Space-Based Detector Systems
Designed, built, qualified, assembled, tested most of electronics hardware, firmware, and software for FERMI Gamma-ray Large Area Telescope Instrument. 80 square meters of silicon sensors; Instrument assembled at SLAC; In orbit since 2008 with no failures, performs flawlessly. End-to-end on-board electronics: ASICs, printed-circuit boards, FPGA firmware, software code, 9 types of custom integrated circuits, flying 16,000 ASICs on board, complex data acquisition system. Chief Electronics/Electrical/Software Engineering, Systems engineering and integration. Complete qualification of electronics components (radiation, life-time, etc) and flight validation.
Superconducting Sensors, Devices, and Systems
R&D, design, and fabrication of Superconducting (mK) Quantum Interference Devices (SQUIDs), Transition-Edge Sensors (TES); Complete focal plane system design, fabrication and testing.

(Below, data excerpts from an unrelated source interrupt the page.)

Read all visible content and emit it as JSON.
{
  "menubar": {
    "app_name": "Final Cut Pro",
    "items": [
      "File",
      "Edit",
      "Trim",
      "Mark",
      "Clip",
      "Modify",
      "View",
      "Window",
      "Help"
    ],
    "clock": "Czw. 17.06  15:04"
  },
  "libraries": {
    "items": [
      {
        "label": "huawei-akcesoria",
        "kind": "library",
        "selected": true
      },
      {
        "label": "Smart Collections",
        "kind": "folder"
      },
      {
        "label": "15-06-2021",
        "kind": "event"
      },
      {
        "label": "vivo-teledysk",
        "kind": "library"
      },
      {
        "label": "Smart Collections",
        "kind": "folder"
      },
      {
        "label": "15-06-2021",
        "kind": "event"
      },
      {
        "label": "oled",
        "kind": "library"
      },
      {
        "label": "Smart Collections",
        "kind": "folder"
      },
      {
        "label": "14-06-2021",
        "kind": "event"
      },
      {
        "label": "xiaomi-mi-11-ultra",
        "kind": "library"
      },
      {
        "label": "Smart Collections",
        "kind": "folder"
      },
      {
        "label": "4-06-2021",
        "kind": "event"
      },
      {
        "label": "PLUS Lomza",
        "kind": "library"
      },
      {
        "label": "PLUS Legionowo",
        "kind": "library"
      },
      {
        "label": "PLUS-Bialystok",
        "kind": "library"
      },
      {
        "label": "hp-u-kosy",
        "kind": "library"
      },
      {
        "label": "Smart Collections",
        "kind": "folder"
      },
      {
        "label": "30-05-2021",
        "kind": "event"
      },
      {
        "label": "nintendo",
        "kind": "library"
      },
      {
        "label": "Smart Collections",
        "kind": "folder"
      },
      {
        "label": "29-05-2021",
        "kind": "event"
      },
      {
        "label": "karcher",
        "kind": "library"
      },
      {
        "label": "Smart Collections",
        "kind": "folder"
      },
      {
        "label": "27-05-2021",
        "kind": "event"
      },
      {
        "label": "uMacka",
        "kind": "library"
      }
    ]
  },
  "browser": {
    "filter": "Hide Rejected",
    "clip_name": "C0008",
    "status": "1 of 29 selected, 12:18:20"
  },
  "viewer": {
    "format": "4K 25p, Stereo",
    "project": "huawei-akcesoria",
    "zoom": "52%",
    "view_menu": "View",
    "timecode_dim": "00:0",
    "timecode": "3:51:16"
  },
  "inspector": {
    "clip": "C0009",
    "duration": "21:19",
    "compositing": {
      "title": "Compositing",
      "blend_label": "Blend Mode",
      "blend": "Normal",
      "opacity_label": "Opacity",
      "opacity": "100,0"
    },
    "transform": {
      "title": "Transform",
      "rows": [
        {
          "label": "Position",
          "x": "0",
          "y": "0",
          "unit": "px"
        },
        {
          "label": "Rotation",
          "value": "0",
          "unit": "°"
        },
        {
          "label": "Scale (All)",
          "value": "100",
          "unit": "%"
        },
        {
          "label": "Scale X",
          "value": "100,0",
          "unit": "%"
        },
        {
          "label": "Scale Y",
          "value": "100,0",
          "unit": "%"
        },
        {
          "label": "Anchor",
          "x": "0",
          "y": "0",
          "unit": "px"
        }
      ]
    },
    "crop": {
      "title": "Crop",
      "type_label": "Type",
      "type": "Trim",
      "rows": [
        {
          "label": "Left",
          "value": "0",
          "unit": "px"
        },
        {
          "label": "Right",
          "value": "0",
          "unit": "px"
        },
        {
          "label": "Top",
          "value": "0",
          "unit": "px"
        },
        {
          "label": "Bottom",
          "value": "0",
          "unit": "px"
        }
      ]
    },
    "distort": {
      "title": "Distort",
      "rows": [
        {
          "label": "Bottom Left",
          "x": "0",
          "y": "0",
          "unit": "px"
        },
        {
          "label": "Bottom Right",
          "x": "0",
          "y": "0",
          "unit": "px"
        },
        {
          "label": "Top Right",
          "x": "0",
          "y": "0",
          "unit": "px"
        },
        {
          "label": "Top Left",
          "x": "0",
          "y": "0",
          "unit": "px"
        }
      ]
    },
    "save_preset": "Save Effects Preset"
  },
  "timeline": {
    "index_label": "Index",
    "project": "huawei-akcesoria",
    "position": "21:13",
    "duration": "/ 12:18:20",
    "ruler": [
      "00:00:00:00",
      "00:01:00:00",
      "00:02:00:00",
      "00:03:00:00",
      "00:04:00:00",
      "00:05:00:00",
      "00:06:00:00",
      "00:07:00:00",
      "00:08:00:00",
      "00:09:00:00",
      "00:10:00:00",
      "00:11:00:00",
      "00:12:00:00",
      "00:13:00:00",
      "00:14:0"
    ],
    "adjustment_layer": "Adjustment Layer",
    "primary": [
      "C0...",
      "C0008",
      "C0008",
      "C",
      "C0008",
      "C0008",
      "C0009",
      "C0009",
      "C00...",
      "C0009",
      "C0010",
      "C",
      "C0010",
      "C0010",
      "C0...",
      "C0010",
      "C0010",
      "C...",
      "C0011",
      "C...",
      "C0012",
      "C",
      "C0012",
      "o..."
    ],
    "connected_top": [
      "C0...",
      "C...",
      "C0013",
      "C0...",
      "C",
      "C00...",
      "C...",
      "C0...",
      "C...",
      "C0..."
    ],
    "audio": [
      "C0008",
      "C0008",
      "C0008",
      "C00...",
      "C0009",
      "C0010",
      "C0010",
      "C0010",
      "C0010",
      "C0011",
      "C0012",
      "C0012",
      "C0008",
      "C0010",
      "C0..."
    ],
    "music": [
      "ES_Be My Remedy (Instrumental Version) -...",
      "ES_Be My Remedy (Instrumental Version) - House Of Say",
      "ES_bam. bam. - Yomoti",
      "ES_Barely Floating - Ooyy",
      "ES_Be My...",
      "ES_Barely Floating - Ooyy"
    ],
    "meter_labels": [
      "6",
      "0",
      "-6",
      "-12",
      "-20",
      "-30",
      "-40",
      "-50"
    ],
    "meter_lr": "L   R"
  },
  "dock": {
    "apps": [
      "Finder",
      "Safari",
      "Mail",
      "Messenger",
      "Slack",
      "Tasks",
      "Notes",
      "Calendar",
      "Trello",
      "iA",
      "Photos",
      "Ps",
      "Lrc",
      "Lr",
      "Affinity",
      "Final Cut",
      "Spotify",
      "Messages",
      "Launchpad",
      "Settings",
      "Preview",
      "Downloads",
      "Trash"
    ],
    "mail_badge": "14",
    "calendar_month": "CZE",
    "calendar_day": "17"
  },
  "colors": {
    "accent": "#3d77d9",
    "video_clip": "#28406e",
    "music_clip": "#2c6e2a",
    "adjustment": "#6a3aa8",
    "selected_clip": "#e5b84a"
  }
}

Applications such as: Cosmology seeking signs of cosmic inflation, measuring polarization of cosmic microwave background; X-Ray Spectroscopy.
X-Ray Camera Systems
Complete turn-key design, fabrication, assembly and testing of X-Ray camera systems. Sensors, ASICs, electronics boards, firmware, software, mechanical/thermal assembly. Examples: Time-of-flight spectroscopy for electrons and ions, down to 30 ps resolution; Multiple types of Imaging cameras with low noise and high dynamic range at 50um and 100um pixel sizes, from 160,000 to 2,000,0000 pixels.